Voice Controlled UI using Whisper
Jan 3, 2026 • 20 min read
Star Trek computers didn't have keyboards. The ultimate Generative UI is one you talk to. But "Voice" isn't just dictation. It's about Intent Capture.
1. The Latency Challenge
Voice interfaces die if latency > 1s in conversation. Standard Whisper API takes 2-3s. We need to optimize.
Standard Flow (Slow)
Total: 10s
Optimized Flow (Fast)
Total: ~1s
2. Client-Side Recording Hook
We need a robust hook that handles permissions and MIME types.
'use client';
import { useState, useRef } from 'react';
export function useRecordVoice() {
const [mediaRecorder, setMediaRecorder] = useState(null);
const [recording, setRecording] = useState(false);
const chunks = useRef([]);
const startRecording = async () => {
if (navigator.mediaDevices && navigator.mediaDevices.getUserMedia) {
const stream = await navigator.mediaDevices.getUserMedia({ audio: true });
const recorder = new MediaRecorder(stream, { mimeType: 'audio/webm' });
recorder.ondataavailable = (e) => {
if (e.data.size > 0) chunks.current.push(e.data);
};
recorder.onstop = async () => {
const audioBlob = new Blob(chunks.current, { type: 'audio/webm' });
await handleVoice(audioBlob); // Server Action
chunks.current = [];
};
recorder.start();
setRecording(true);
setMediaRecorder(recorder);
}
};
const stopRecording = () => {
if (mediaRecorder) {
mediaRecorder.stop();
setRecording(false);
}
};
return { recording, startRecording, stopRecording };
}3. Server-Side Transcription (Whisper)
On the server, we send the Blob to OpenAI.

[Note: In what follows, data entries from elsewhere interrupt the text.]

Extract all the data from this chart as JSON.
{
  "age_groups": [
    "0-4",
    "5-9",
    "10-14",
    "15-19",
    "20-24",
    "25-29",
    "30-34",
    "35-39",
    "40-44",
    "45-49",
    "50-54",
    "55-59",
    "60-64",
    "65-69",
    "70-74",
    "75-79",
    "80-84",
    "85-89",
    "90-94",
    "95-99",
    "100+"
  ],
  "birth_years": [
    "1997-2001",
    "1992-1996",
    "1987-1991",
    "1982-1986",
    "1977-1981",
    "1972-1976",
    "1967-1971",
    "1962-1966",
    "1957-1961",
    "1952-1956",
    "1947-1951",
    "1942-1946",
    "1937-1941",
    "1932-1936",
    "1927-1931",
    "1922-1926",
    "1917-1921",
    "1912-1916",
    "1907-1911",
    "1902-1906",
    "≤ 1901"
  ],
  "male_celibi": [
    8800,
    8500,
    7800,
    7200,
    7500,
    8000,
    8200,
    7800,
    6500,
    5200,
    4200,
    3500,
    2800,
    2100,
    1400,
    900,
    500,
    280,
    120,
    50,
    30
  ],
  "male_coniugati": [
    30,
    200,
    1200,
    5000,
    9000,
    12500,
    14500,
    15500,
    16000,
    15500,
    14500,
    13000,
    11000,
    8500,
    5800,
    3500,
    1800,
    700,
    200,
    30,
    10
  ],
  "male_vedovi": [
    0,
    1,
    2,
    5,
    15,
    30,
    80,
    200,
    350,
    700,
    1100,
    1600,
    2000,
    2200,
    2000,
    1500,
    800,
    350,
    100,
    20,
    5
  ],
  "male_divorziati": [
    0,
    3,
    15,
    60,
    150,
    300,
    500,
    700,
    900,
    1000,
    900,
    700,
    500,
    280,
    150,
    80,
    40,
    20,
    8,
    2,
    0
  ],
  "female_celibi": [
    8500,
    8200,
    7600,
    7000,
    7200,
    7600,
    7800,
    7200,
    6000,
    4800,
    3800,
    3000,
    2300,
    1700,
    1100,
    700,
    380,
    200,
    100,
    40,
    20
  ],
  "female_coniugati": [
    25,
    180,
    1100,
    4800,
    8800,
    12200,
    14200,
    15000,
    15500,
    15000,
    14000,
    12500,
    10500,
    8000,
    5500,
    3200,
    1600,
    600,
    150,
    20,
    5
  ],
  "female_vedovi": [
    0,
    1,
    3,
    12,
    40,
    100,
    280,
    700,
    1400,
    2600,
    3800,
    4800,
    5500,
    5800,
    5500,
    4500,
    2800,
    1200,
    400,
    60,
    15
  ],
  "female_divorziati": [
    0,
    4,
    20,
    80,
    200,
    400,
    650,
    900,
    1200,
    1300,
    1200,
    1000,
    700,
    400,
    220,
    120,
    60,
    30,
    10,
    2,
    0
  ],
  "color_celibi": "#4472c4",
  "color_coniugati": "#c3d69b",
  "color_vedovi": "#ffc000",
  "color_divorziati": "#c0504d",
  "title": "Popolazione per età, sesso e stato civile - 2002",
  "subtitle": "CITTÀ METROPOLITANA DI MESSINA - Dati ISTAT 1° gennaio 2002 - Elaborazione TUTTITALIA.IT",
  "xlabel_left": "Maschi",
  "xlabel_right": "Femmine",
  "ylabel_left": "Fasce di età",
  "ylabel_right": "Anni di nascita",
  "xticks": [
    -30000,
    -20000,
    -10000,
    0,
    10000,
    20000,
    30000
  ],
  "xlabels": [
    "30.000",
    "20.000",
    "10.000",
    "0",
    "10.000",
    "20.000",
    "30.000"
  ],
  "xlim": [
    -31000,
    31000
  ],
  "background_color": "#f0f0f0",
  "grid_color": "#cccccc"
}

Tip: Wrap the File object correctly. The OpenAI SDK is picky about file names/types in Server Actions.
async function handleVoice(formData) {
'use server';
const audioFile = formData.get('audio');
// 1. Transcribe
const text = await openai.audio.transcriptions.create({
file: audioFile,
model: 'whisper-1'
});
// 2. Feed to Agent as if user typed it
return await submitUserMessage(text);
}4. The "Voice-to-Action" Loop
The real power emerges when you combine Voice with Tools. A user can complete a complex form in one sentence.
"Book a table for 4 at Nobu for tomorrow night, and order the omakase."
Behind the Scenes:
- Whisper: Transcribes perfectly.
- LLM: Identifies intent `book_restaurant`.
- Tool Call: `book_reserv({ restaurant: 'Nobu', guests: 4, date: 'tomorrow', notes: 'Omakase' })`.
- UI: Renders a confirmed Booking Receipt ticket instantly.
Conclusion
Voice is the most natural input method. Generative UI is the most flexible output method. Combining them creates the "Star Trek" experience we've been promised for decades.